Le caractère d’une Église se révèle à la façon dont elle traite ses membres les plus vulnérables. Les pauvres, les exilés, les veuves et les orphelins constituent, selon le philosophe américain Nicholas Wolterstorff, le « quatuor des vulnérables ». Parmi ces veuves, il ne serait sans doute pas excessif d’inclure les Brésiliennes victimes de violences conjugales, des femmes invisibles qui ont crié au secours, mais dont les cris trouvent encore peu d’écho.

Un aperçu

Le Brésil est un endroit dangereux pour les femmes. En 2018, toutes les deux heures, une femme était assassinée. Toutes les deux minutes, une femme était battue. Chaque jour, 180 femmes en moyenne étaient victimes de viol. Ces statistiques placent le pays parmi les champions du monde en matière d’agression contre les femmes, selon l’Anuário Brasileiro de Segurança Pública (« Annuaire brésilien de la sécurité publique »). Pire encore, ces chiffres sont sous-évalués. Selon l’annuaire, seules 40 % des victimes portent plainte.

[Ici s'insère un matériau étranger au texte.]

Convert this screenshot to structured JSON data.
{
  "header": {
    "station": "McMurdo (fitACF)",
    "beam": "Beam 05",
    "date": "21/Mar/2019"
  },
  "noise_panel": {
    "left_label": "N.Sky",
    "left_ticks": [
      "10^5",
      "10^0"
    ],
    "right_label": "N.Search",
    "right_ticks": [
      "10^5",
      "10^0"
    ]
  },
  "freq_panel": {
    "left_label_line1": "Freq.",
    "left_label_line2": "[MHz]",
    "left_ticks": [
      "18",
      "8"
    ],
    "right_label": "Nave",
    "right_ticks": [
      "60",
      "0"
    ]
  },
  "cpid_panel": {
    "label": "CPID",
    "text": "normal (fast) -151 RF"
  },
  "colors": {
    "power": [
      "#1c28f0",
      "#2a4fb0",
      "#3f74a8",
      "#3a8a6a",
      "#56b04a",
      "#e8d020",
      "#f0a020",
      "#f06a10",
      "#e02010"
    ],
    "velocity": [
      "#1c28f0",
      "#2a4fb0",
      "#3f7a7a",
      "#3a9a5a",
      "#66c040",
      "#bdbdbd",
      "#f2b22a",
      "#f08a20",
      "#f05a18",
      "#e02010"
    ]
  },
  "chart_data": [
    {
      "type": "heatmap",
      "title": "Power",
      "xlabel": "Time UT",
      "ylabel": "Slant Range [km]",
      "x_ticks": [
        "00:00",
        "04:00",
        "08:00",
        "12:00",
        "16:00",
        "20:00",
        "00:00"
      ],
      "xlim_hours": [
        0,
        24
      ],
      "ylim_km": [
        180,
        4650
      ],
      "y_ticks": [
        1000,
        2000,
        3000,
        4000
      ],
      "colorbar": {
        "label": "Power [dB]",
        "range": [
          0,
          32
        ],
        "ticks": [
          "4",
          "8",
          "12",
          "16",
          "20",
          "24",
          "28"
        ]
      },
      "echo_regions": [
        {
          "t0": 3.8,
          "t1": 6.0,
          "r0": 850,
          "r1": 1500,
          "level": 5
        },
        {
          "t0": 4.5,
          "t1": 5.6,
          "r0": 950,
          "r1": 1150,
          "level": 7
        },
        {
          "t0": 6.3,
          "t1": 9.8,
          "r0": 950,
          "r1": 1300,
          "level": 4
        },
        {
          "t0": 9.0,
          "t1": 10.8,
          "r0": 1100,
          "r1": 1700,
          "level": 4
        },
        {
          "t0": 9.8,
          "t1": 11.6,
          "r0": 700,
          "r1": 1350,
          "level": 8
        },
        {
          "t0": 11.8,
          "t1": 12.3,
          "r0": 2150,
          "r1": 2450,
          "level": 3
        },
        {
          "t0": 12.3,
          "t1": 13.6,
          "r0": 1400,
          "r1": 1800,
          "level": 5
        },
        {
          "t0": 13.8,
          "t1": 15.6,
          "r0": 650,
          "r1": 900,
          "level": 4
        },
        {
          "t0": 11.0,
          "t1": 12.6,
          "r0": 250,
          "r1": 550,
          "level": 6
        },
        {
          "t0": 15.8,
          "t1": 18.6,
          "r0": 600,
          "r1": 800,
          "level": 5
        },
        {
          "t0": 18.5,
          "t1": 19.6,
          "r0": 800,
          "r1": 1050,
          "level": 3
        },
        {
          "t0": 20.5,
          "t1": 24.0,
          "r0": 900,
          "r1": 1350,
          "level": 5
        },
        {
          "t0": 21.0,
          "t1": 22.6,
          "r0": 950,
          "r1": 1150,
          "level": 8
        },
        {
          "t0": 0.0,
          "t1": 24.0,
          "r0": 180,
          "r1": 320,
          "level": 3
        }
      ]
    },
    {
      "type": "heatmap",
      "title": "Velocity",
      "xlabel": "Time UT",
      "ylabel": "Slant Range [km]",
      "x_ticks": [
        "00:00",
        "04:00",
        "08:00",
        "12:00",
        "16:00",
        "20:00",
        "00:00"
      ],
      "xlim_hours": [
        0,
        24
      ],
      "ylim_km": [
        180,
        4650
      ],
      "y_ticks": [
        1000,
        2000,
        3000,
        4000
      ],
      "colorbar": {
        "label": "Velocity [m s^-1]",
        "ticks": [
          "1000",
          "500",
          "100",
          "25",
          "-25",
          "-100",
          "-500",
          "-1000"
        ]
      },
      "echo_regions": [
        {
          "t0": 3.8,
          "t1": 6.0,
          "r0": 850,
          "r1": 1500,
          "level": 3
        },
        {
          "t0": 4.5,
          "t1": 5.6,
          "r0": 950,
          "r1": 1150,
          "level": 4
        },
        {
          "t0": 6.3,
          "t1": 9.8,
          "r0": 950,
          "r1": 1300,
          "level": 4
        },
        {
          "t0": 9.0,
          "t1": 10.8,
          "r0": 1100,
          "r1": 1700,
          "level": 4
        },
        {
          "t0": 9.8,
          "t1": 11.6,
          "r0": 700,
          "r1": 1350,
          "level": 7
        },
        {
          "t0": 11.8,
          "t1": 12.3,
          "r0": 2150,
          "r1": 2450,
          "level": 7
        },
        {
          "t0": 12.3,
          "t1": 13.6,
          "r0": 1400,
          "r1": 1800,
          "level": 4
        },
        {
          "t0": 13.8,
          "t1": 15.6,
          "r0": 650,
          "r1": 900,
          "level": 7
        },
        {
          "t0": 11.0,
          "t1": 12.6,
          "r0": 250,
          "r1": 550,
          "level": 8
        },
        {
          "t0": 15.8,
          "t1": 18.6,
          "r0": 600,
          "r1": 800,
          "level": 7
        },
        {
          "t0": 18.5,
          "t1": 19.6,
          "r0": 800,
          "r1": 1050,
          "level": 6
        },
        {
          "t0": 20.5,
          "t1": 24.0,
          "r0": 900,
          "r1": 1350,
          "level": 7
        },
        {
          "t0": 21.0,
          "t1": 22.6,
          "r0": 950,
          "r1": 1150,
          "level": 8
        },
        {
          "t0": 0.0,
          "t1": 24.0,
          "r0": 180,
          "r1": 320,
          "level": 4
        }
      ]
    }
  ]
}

Alors que les indices généraux de violence au Brésil se sont améliorés au cours de la dernière décennie, selon l’Atlas da Violência (« Atlas de la violence ») 2020, les morts violentes chez les femmes ont augmenté de 4,2 % entre 2008 et 2018. Une autre enquête — réalisée par Datafolha les 5 et 6 décembre 2019 — montre que les Églises évangéliques brésiliennes sont composées majoritairement (59 %) de femmes noires défavorisées. Ce groupe, qui constitue donc la majorité des personnes présentes sur les bancs des Églises évangéliques brésiliennes, est le plus durement touché : le taux d’homicides chez les femmes noires a augmenté de 12,4 % au cours de cette période, alors qu’il a chuté de 11,7 % chez les femmes non noires, également selon l’Atlas de la violence. Alors que les personnes noires représentent 54 % de la population brésilienne, une enquête de 2021 de l’IBGE (« Institut brésilien de géographie et de statistique »), indique que les revenus moyens d’une personne à la peau noire ou foncée sont inférieurs aux deux tiers de ceux de la communauté blanche. Cette situation dit quelque chose de la vulnérabilité de cette population.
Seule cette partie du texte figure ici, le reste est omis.